Une compagnie propose des vols à 180 euros entre Paris et Los Angeles : "J'éviterais d'acheter ce type de billets dans le contexte actuel"
Olivier Vandenbroucke, le patron d'USA Travel était l'invité du MagEco sur LN24.

- Publié le 23-05-2025 à 13h42

Depuis l'arrivée de Donald Trump à la Maison Blanche, les touristes européens boudent les États-Unis. Les Belges seraient ainsi 30 % en moins nombreux à se rendre dans le pays de l'Oncle Sam par rapport à l'année dernière. "C'est un recul de cet ordre-là que nous notons chez nous, explique Olivier Vandenbroucke, le gérant d'USA Travel, une agence bruxelloise spécialisée dans les voyages sur mesure vers l'Amérique du Nord sur le plateau de LN24. "Il y a un effet Trump mais qui est négligeable par rapport à d'autres facteurs, comme le sentiment, à tort, de ne plus être les bienvenus aux États-Unis".
"Des opportunités à saisir"
Pour M. Vandenbroucke, avec un dollar bas, il y a pourtant "des opportunités à saisir" de l'autre côté de l'Atlantique. "On trouve de la place dans les hôtels et dans les parcs nationaux, qui normalement ne sont pas disponibles à cette période-ci de l'année". Les compagnies aériennes offrent aussi des prix "plus agressifs" vers la destination, ce qui fait penser à l'ancien pilote de ligne que "les premiers signes d'amélioration sont là".
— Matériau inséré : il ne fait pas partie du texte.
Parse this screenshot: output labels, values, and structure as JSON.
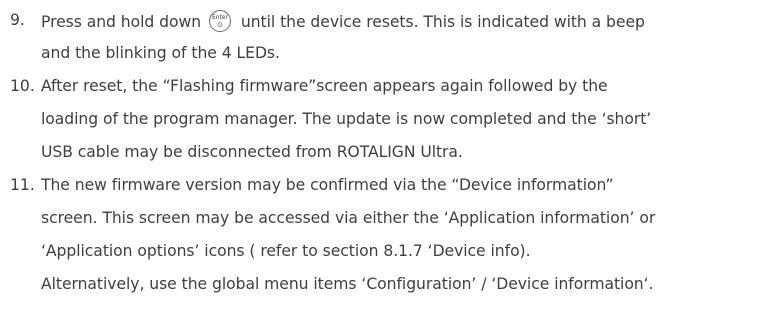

Brussels Airlines a ainsi sensiblement baissé ses prix depuis Bruxelles vers New York pour remplir ses avions. Mais c'est la compagnie low cost French Bee qui fait actuellement beaucoup parler d'elle, avec de promotions à 180 euros pour un vol entre Paris Orly et Los Angeles. Du rarement vu dans le secteur. "J'éviterais de prendre ce type de billets dans le contexte actuel", pointe pourtant le gérant d'USA Travel.
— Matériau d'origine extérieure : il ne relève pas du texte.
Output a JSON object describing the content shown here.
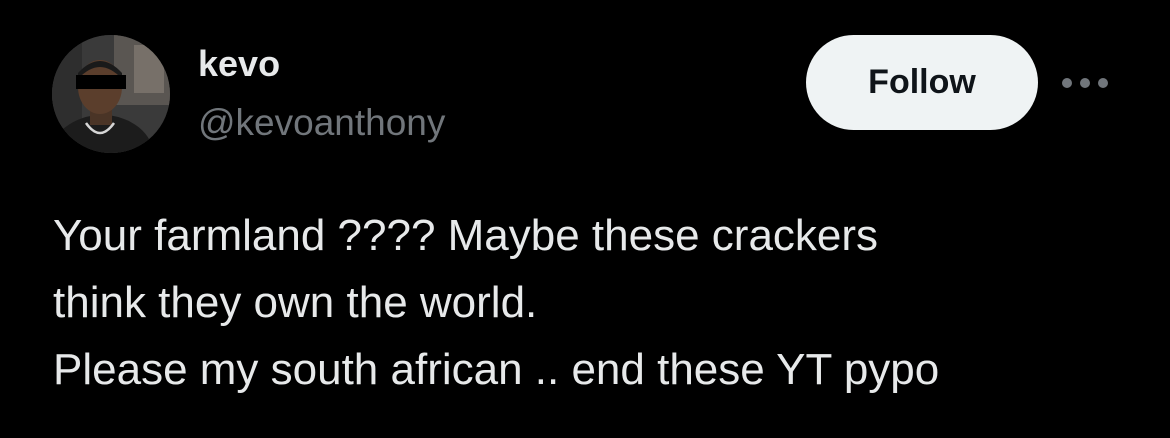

En plus de tous les frais cachés liés à cette offre (repas et bagage en soute non inclus dans le prix), M. Vandenbroucke pointe un autre danger. "En cas d'annulation, ils ne sont pas tenus à trouver une solution pour le passager. De plus. c'est une offre pour un vol simple ce que j'éviterais de prendre actuellement à cause des contrôles douaniers aux États-Unis".
"Cela se passe de la même façon en Afrique du Sud ou en Australie".
Ces dernières semaines, plusieurs touristes européens se sont ainsi fait refuser l'entrée dans le pays de l'Oncle Sam pour ne pas disposer de billets de vols retour ou de réservation d'hôtels sur place. Rien de nouveau selon Olivier Vandenbroucke. "Tous ces contrôles existaient déjà avant Trump. Il faut pouvoir montrer qu'on vient en tant que touristes et non pour travailler. La raison en est la sécurité. Cela se passe de la même façon en Afrique du Sud ou en Australie".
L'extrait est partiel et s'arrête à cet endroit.